Wir tun immer so politisch…
…aber haben wir überhaupt einen Einfluss auf die Diskurse unserer Zeit?
Wir setzen uns leidenschaftlich für ein bestimmtes Thema ein und müssen dabei bitter beobachten, dass wir nicht nur unserer eigenen Meinung zu Reichweite und Relevanz verhelfen: Sobald wir öffentlich für eine Seite Partei ergreifen, stärken wir auch die Gegenseite in Ihrer Bedeutung und verhelfen ihr zu mehr Aufmerksamkeit.
Viele meiner Freunde pflegen inzwischen die Haltung: ‚Nichtmal ignorieren‘.
Aber dies wird niemanden überzeugen. Wer das Versagen der kulturellen Eliten studieren möchte, der kann in dem Buch „1913“ von Florian Illies die Avantgarde vor dem Ersten Weltkrieg beobachten.

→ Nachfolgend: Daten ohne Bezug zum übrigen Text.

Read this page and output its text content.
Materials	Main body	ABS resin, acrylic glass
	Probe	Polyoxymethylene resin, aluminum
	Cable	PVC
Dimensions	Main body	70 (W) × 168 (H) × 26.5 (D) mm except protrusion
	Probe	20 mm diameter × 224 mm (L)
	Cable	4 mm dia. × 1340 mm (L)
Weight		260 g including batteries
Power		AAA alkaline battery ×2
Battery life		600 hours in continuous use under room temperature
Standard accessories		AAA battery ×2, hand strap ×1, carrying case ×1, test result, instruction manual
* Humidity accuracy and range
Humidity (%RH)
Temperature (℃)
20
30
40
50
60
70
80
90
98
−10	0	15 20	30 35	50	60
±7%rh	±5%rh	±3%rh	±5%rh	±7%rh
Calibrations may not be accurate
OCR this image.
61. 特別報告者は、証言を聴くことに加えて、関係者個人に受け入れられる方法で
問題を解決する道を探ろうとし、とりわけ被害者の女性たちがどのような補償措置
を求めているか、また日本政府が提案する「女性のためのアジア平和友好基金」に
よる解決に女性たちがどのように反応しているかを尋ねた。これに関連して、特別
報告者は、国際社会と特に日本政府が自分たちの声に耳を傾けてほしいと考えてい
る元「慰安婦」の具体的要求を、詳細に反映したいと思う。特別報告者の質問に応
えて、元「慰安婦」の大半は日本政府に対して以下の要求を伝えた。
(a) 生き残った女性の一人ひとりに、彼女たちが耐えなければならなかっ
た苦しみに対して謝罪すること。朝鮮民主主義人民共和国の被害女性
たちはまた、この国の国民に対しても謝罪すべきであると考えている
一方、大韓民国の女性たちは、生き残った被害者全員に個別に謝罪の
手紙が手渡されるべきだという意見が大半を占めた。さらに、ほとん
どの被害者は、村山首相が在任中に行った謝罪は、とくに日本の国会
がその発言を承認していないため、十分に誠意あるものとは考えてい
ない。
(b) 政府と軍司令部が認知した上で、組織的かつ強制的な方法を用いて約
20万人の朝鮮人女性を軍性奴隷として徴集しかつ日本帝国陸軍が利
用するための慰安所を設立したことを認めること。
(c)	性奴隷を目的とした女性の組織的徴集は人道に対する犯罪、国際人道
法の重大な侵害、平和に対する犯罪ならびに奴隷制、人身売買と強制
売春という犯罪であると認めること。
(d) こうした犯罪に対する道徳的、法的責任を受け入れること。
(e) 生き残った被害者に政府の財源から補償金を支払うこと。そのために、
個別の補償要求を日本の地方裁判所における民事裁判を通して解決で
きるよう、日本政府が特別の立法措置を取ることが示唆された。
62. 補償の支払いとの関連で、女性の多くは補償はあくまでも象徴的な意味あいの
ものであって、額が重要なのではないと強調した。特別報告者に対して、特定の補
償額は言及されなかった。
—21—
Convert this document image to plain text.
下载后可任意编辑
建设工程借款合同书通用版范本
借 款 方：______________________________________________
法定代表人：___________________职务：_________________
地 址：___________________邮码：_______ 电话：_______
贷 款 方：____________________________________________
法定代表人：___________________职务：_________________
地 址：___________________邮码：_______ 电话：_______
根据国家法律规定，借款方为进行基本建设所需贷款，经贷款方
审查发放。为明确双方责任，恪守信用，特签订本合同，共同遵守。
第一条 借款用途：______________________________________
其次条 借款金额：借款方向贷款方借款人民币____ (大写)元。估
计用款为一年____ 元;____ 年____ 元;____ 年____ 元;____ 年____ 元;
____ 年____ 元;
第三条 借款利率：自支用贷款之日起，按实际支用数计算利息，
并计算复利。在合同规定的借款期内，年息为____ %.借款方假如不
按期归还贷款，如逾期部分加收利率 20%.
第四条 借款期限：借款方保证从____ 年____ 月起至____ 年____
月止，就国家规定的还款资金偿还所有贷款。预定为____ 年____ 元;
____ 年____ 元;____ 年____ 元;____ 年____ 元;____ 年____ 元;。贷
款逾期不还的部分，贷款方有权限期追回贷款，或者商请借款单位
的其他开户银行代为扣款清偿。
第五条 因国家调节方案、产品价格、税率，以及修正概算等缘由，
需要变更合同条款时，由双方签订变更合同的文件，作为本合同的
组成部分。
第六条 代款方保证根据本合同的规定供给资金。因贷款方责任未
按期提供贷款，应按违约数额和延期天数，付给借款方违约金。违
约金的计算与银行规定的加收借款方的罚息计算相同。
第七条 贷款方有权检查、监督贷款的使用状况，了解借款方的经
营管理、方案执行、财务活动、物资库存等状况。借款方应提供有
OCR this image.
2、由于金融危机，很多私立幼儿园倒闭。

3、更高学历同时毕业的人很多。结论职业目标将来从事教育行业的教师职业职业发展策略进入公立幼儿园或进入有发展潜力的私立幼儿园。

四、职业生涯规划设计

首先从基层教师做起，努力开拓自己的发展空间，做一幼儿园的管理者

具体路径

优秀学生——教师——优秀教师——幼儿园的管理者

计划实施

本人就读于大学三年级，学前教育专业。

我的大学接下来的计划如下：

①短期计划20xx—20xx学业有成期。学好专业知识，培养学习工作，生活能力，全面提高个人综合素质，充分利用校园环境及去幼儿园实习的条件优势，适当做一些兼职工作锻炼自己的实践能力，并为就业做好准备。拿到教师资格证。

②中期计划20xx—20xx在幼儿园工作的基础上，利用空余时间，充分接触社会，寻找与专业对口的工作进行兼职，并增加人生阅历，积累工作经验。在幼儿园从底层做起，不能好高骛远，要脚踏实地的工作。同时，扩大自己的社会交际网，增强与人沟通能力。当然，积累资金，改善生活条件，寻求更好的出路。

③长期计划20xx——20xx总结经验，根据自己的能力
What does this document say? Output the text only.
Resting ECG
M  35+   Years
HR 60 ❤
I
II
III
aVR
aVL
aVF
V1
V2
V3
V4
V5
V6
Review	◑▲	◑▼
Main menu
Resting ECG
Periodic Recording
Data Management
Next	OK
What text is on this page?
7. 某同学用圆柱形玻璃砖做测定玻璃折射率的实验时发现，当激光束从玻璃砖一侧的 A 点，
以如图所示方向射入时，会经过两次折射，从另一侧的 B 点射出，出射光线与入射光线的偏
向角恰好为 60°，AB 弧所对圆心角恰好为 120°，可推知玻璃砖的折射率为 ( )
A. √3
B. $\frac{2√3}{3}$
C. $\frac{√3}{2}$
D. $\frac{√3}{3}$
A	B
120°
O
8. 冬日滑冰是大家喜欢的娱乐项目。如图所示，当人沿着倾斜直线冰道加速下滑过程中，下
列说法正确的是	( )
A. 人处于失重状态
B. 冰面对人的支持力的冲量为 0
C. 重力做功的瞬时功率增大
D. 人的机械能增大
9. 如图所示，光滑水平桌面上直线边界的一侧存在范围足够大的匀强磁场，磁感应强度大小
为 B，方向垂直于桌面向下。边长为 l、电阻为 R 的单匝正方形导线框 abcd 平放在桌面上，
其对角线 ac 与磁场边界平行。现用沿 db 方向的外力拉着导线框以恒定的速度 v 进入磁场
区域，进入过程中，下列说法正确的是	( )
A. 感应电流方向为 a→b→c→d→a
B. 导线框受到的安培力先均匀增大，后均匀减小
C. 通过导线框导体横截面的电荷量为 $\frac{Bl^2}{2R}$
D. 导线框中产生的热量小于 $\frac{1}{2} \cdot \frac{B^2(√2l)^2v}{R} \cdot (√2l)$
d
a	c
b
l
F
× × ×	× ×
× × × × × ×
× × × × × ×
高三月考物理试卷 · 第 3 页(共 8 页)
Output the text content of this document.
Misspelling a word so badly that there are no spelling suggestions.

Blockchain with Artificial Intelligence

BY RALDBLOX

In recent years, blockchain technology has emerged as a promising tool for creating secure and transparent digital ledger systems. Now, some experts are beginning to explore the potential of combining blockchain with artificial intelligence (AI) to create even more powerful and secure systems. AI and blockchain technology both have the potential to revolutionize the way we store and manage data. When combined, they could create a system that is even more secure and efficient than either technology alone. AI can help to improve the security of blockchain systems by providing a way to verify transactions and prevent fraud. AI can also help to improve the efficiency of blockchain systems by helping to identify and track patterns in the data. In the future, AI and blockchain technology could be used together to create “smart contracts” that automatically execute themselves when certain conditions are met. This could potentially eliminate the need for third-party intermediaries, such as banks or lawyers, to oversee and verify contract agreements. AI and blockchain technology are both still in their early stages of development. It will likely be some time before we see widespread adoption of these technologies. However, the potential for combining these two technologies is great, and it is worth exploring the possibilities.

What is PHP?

Die Hoffnung auf das Prinzip ‚Schweigespirale‚ ist vergebens. Selbst wenn eine gefühlte Mehrheit für sich eine ausgewogene Haltung gefunden hat und diese auch unerschrocken kommuniziert, werden die Unbelehrbaren flamen und unsere Äußerungen trollen. Social Spambots durchsuchen bereits unsere Beiträge nach den falschen Stichworten und kennen in Ihrer Interaktion keinen sinnvollen Dialog mehr. Für mich stehen diese Bots mit ihren Automatismen symbolisch für eine scheiternde Kommunikation mit vielen Teilen unserer Gesellschaft.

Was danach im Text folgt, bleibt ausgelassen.